Cette découverte a non seulement des implications intéressantes pour la compréhension des interactions entre espèces dans des environnements envahis par des espèces exotiques, mais suggère également que les organismes possèdent une remarquable capacité d’adaptation et de flexibilité en réponse aux changements de leur environnement.

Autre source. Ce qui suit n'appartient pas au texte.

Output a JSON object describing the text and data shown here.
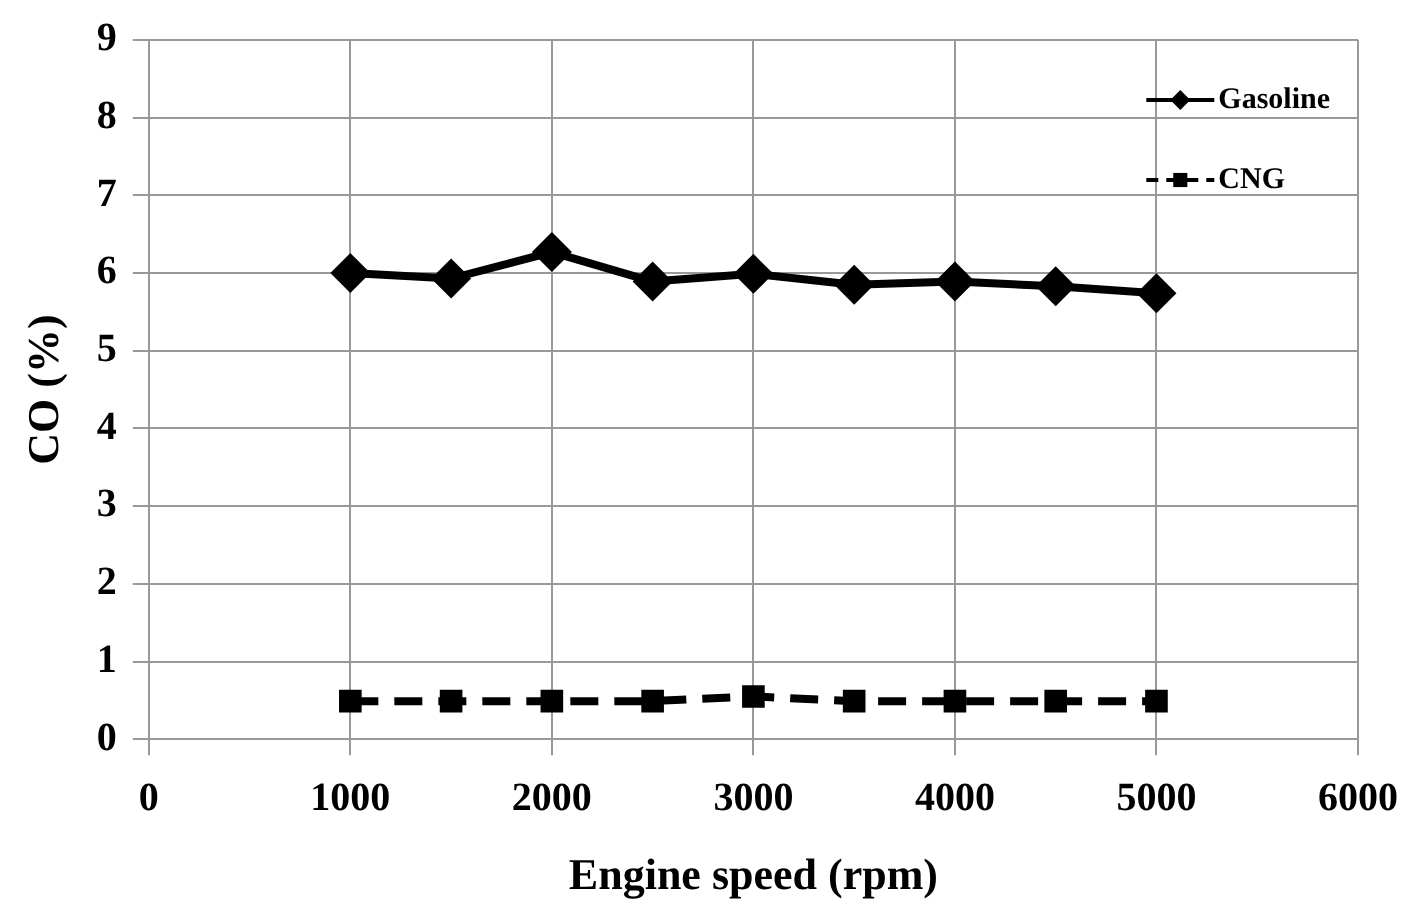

La même chose a été dite par Gema Trigos, chercheuse au département des insectes sociaux et myrmécophiles de l’Université Musée et Institut de Zoologie en Pologne qui n’a pas participé à l’étude de Plata, mais la trouve « fascinante ». Pour Trigos, l’article, qui Il a également été publié dans le magazine Sciencerévèle des adaptations que l’on ne croyait pas possibles : « Nous pensons que la nature est totalement structurée et immobile, mais que toutes les interactions sont susceptibles de changer. »
Même dans de nouveaux environnements, les animaux peuvent s’adapter aux toxines disponibles et les utiliser pour se défendre contre des ennemis encore plus puissants, montre l’étude. De plus, selon Trigos, les résultats ouvrent de nouvelles perspectives dans la recherche de stratégies de lutte antiparasitaire agricole qui pourraient tirer parti de la capacité des organismes à utiliser et à manipuler les toxines provenant de proies exotiques. Une idée que Plata met également en avant. Il explique que la coccinelle a été introduite en Méditerranée dans le but de protéger les vergers d’agrumes des cochenilles, qui représentaient une grande menace et sont même connues comme « destructrices de cochenilles ». Bien qu’il puisse être utile dans différents écosystèmes, il prévient que son efficacité peut être limitée par la présence de fourmis et d’autres prédateurs. Cependant, les recherches montrent que sa capacité va plus loin, puisqu’il est capable de profiter d’autres espèces non indigènes pour se renforcer dans des environnements inconnus.
Les résultats servent également d’avertissement sur les conséquences imprévues potentielles des invasions d’espèces. Plata souligne que la propagation d’insectes producteurs de toxines peut modifier la structure des réseaux alimentaires et avoir des effets supplémentaires sur les écosystèmes indigènes.